Based on our experiments, as well as the work of Yasuda et al. 2023, the softmax attention parameterization provides a reliable way to rank network components by importance. In particular, for structured (block) sparsity, we find that the softmax attention scores are significantly more reliable than magnitude scores (Figure 2a), especially for larger block sizes. On the other hand, given some proxies for the importance of the candidate components, a very successful approach is to use an iterative method to search over the set of candidates, as opposed to a one-shot pruning approach. For example, orthogonal matching pursuit (OMP) performs forward selection with gradient magnitude scores, IHT/ACDC perform local search with parameter magnitude scores, GMP performs backward selection with parameter magnitude scores, etc. Out of these, ACDC is a state-of-the-art algorithm for neural network pruning, and so we focused on combining it with the softmax attention parameterization as a method that is likely to produce superior results.
Also, can you explain why in most of the experiment results, larger block size seems to perform better? Wouldn't a smaller block size mean more flexibility in pruning?
If the reviewer is referring to Table 1 (Imagenet results), note that different block sizes are evaluated with different sparsity rates, so it is not true that higher block size leads to better quality. The reason we had to use different sparsity rates is because the layers of ResNet-50 have a wide variety of sizes, and we refrain from sparsifying smaller layers (less than 100 blocks) because it leads to drastic quality degradation. So even though the sparsity rate for layers we sparsify is the same, fewer layers are sparsified as the block size increases. In our results in Table 2 (Criteo dataset) where we only sparsified one layer, increasing the block size leads to worse quality, as expected.
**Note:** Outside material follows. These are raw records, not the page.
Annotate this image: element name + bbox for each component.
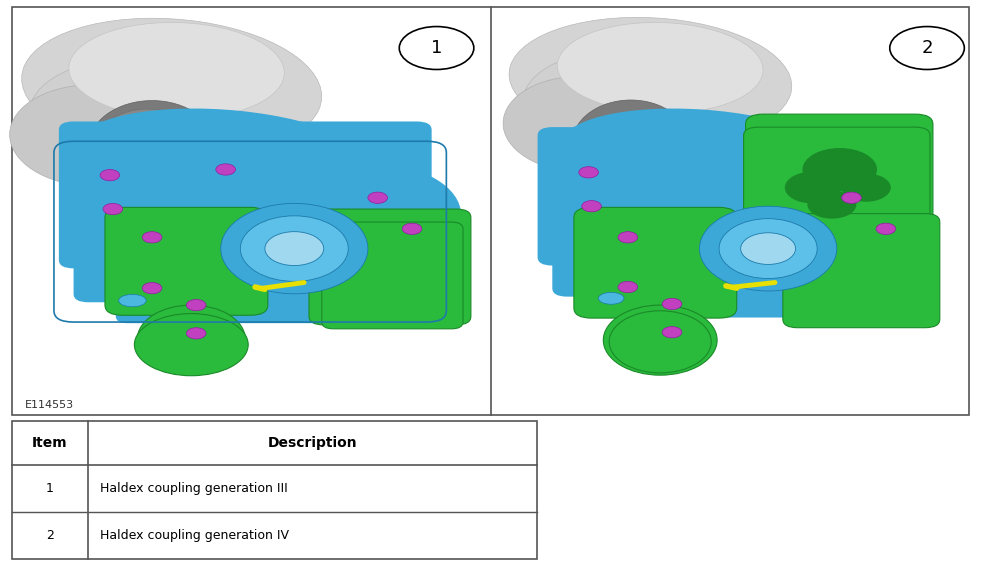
Ellipse shape [22, 18, 322, 157]
Ellipse shape [699, 206, 837, 291]
Ellipse shape [734, 147, 910, 232]
Ellipse shape [802, 148, 877, 191]
FancyBboxPatch shape [105, 207, 268, 315]
Ellipse shape [557, 23, 763, 113]
Ellipse shape [284, 164, 461, 266]
Text: Item: Item [32, 436, 68, 450]
Ellipse shape [119, 294, 146, 307]
Circle shape [876, 223, 896, 234]
Ellipse shape [196, 136, 412, 209]
Circle shape [662, 298, 682, 310]
Circle shape [368, 192, 387, 203]
Circle shape [186, 299, 206, 311]
Text: Haldex coupling generation III: Haldex coupling generation III [100, 483, 287, 496]
Ellipse shape [609, 127, 868, 207]
Ellipse shape [680, 136, 886, 206]
FancyBboxPatch shape [74, 172, 417, 302]
FancyBboxPatch shape [116, 202, 394, 323]
Ellipse shape [807, 190, 856, 219]
Text: 1: 1 [431, 39, 442, 57]
Ellipse shape [609, 311, 711, 373]
Ellipse shape [89, 138, 274, 224]
Circle shape [142, 282, 162, 294]
Ellipse shape [842, 173, 891, 202]
FancyBboxPatch shape [746, 114, 933, 228]
Ellipse shape [503, 76, 660, 172]
Circle shape [618, 281, 638, 293]
Ellipse shape [598, 293, 624, 304]
FancyBboxPatch shape [322, 222, 463, 329]
Bar [495, 10, 964, 412]
Circle shape [142, 232, 162, 243]
Circle shape [186, 328, 206, 339]
Ellipse shape [76, 108, 376, 208]
Bar [12, 7, 969, 415]
Ellipse shape [10, 85, 177, 186]
FancyBboxPatch shape [574, 207, 737, 318]
Ellipse shape [763, 161, 930, 257]
Ellipse shape [561, 108, 848, 202]
FancyBboxPatch shape [744, 127, 930, 234]
Ellipse shape [577, 135, 753, 218]
Bar [17, 10, 486, 412]
FancyBboxPatch shape [538, 127, 891, 266]
Text: 1: 1 [46, 483, 54, 496]
Circle shape [399, 27, 474, 69]
Ellipse shape [134, 314, 248, 376]
Ellipse shape [265, 232, 324, 266]
Ellipse shape [93, 109, 201, 190]
FancyBboxPatch shape [783, 214, 940, 328]
Ellipse shape [137, 305, 245, 373]
Ellipse shape [88, 101, 216, 193]
Ellipse shape [603, 305, 717, 375]
FancyBboxPatch shape [309, 209, 471, 325]
Circle shape [579, 167, 598, 178]
Ellipse shape [221, 203, 368, 294]
Ellipse shape [240, 216, 348, 281]
Ellipse shape [719, 219, 817, 279]
Text: E114553: E114553 [25, 399, 74, 410]
Ellipse shape [523, 51, 709, 153]
Ellipse shape [741, 233, 796, 264]
Ellipse shape [785, 172, 840, 203]
Ellipse shape [250, 147, 437, 237]
Ellipse shape [29, 59, 226, 167]
Circle shape [216, 164, 235, 175]
Circle shape [402, 223, 422, 234]
Ellipse shape [118, 127, 392, 212]
Ellipse shape [509, 18, 792, 143]
FancyBboxPatch shape [590, 199, 858, 318]
Circle shape [618, 232, 638, 243]
Circle shape [842, 192, 861, 203]
Ellipse shape [572, 100, 690, 188]
Circle shape [662, 327, 682, 338]
Circle shape [103, 203, 123, 215]
Circle shape [890, 27, 964, 69]
Text: Description: Description [268, 436, 357, 450]
Ellipse shape [69, 23, 284, 119]
Text: 2: 2 [921, 39, 933, 57]
FancyBboxPatch shape [552, 170, 881, 297]
FancyBboxPatch shape [59, 121, 432, 268]
Text: Haldex coupling generation IV: Haldex coupling generation IV [100, 529, 288, 542]
Circle shape [100, 170, 120, 181]
Circle shape [582, 201, 601, 212]
Text: 2: 2 [46, 529, 54, 542]
Bar [12, 421, 537, 559]
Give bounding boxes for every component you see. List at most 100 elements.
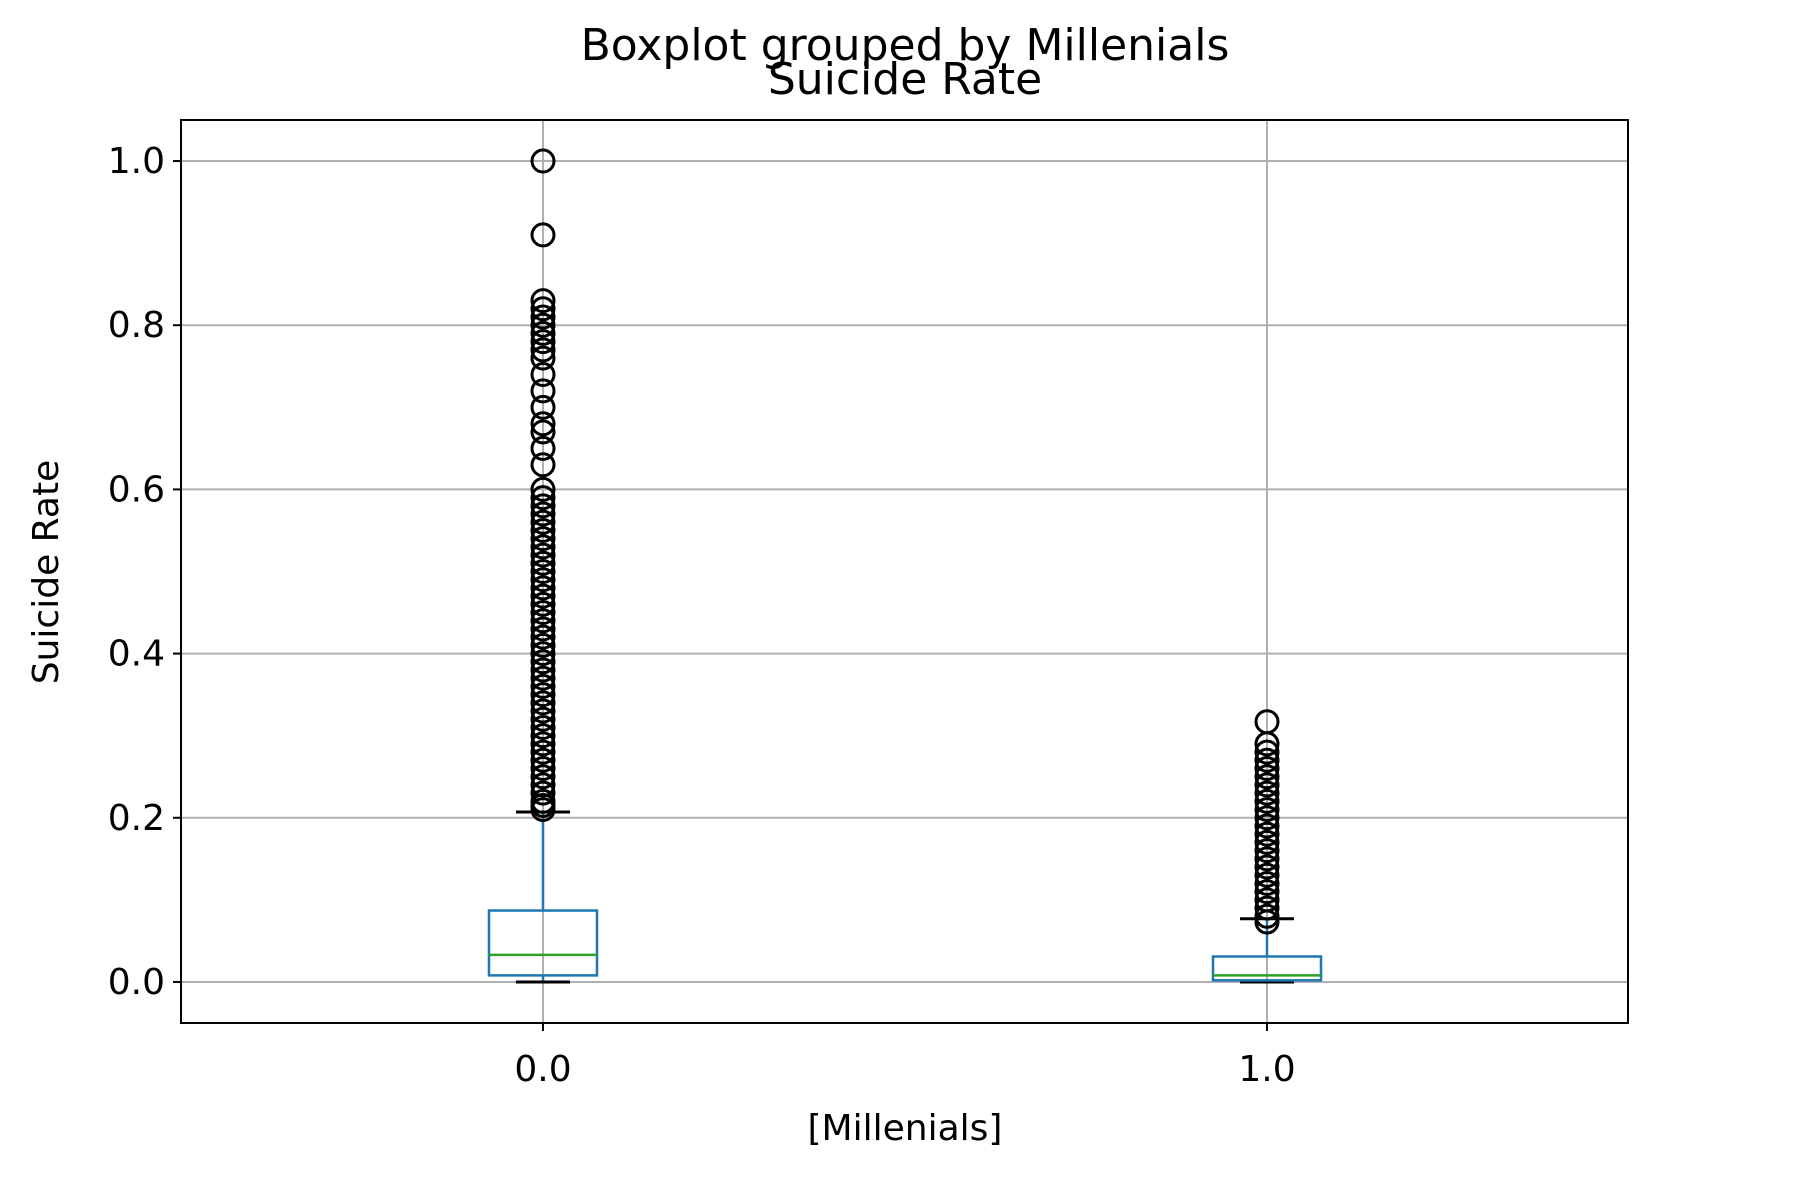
outlier-point <box>1254 788 1280 814</box>
outlier-point <box>530 649 556 675</box>
outlier-point <box>530 608 556 634</box>
outlier-point <box>530 673 556 699</box>
outlier-point <box>530 698 556 724</box>
y-axis-ticks: 0.0 0.2 0.4 0.6 0.8 1.0 <box>108 141 181 1003</box>
outlier-point <box>530 706 556 732</box>
outlier-point <box>530 739 556 765</box>
outlier-point <box>530 304 556 330</box>
outlier-point <box>530 345 556 371</box>
outlier-point <box>530 288 556 314</box>
x-tick-label: 1.0 <box>1238 1049 1295 1090</box>
chart-title: Suicide Rate <box>768 54 1042 105</box>
x-tick-label: 0.0 <box>514 1049 571 1090</box>
outlier-point <box>530 485 556 511</box>
outlier-point <box>530 361 556 387</box>
outlier-point <box>1254 747 1280 773</box>
outlier-point <box>1254 797 1280 823</box>
outlier-point <box>530 682 556 708</box>
outlier-point <box>530 452 556 478</box>
box-group-0.0 <box>487 148 599 984</box>
outlier-point <box>530 148 556 174</box>
outlier-point <box>530 337 556 363</box>
outlier-point <box>1254 879 1280 905</box>
outlier-point <box>530 411 556 437</box>
outlier-point <box>530 780 556 806</box>
outlier-point <box>1254 838 1280 864</box>
plot-frame <box>180 119 1629 1024</box>
outlier-point <box>1254 829 1280 855</box>
outlier-point <box>530 665 556 691</box>
outlier-point <box>530 657 556 683</box>
x-axis-label: [Millenials] <box>808 1108 1003 1149</box>
outlier-point <box>1254 805 1280 831</box>
outlier-point <box>530 419 556 445</box>
iqr-box <box>487 909 599 977</box>
chart-suptitle: Boxplot grouped by Millenials <box>581 20 1230 71</box>
outlier-point <box>530 378 556 404</box>
outlier-point <box>530 632 556 658</box>
outlier-point <box>530 616 556 642</box>
outlier-point <box>1254 756 1280 782</box>
outlier-point <box>530 501 556 527</box>
box-group-1.0 <box>1211 709 1323 984</box>
outlier-point <box>1254 854 1280 880</box>
outlier-point <box>530 559 556 584</box>
outlier-point <box>530 517 556 543</box>
y-tick-label: 0.6 <box>108 469 165 510</box>
outlier-point <box>1254 846 1280 872</box>
outlier-point <box>530 493 556 519</box>
outlier-point <box>530 435 556 461</box>
outlier-point <box>1254 709 1280 735</box>
grid-lines <box>181 120 1628 1023</box>
y-tick-label: 0.0 <box>108 962 165 1003</box>
outlier-point <box>530 542 556 568</box>
outlier-point <box>530 320 556 346</box>
outlier-point <box>530 534 556 560</box>
outlier-point <box>530 575 556 601</box>
outlier-point <box>530 624 556 650</box>
outlier-point <box>1254 862 1280 888</box>
outlier-point <box>530 788 556 814</box>
outlier-point <box>530 747 556 773</box>
y-tick-label: 1.0 <box>108 141 165 182</box>
outlier-point <box>530 641 556 667</box>
outlier-point <box>1254 870 1280 896</box>
plot-area <box>487 148 1323 984</box>
outlier-point <box>530 526 556 552</box>
outlier-point <box>1254 764 1280 790</box>
outlier-point <box>530 222 556 248</box>
outlier-point <box>530 764 556 790</box>
outlier-point <box>530 600 556 626</box>
y-tick-label: 0.2 <box>108 798 165 839</box>
outlier-point <box>530 756 556 782</box>
outlier-point <box>530 714 556 740</box>
outlier-point <box>1254 895 1280 921</box>
x-axis-ticks: 0.0 1.0 <box>514 1023 1296 1090</box>
outlier-point <box>530 772 556 798</box>
outlier-point <box>530 731 556 757</box>
iqr-box <box>1211 955 1323 982</box>
outlier-point <box>530 567 556 593</box>
outlier-point <box>530 394 556 420</box>
y-tick-label: 0.4 <box>108 634 165 675</box>
outlier-point <box>530 690 556 716</box>
outlier-point <box>530 509 556 535</box>
outlier-point <box>530 329 556 355</box>
outlier-point <box>530 591 556 617</box>
y-axis-label: Suicide Rate <box>26 460 67 684</box>
outlier-point <box>530 583 556 609</box>
outlier-point <box>1254 772 1280 798</box>
y-tick-label: 0.8 <box>108 305 165 346</box>
outlier-point <box>1254 813 1280 839</box>
outlier-point <box>1254 780 1280 806</box>
outlier-point <box>530 312 556 338</box>
outlier-point <box>530 550 556 576</box>
outlier-point <box>1254 903 1280 929</box>
outlier-point <box>530 723 556 749</box>
outlier-point <box>530 296 556 322</box>
outlier-point <box>1254 887 1280 913</box>
outlier-point <box>1254 739 1280 765</box>
outlier-point <box>530 476 556 502</box>
outlier-point <box>1254 821 1280 847</box>
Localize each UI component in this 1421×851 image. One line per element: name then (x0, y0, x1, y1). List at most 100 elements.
Thank you for answering my questions!
This work addresses structured neural network pruning by unifying differential pruning and combinatorial optimizations. A nonconvex regularization for group sparse optimization is shown to underpin many differentiable pruning methods, and its global optimum is analyzed. A practical algorithm SequentialAttention++ is then proposed, whose effectiveness is demonstrated on block-wise pruning tasks on the ImageNet and Criteo.
This paper is well written. It provides new insights on optimization and neural network pruning, and the empirical algorithm is effective. I am personally a bit concerned that most theoretical results assume the group sparsity is at most 1. However, overall, the merits of the paper make it a solid contribution to the conference.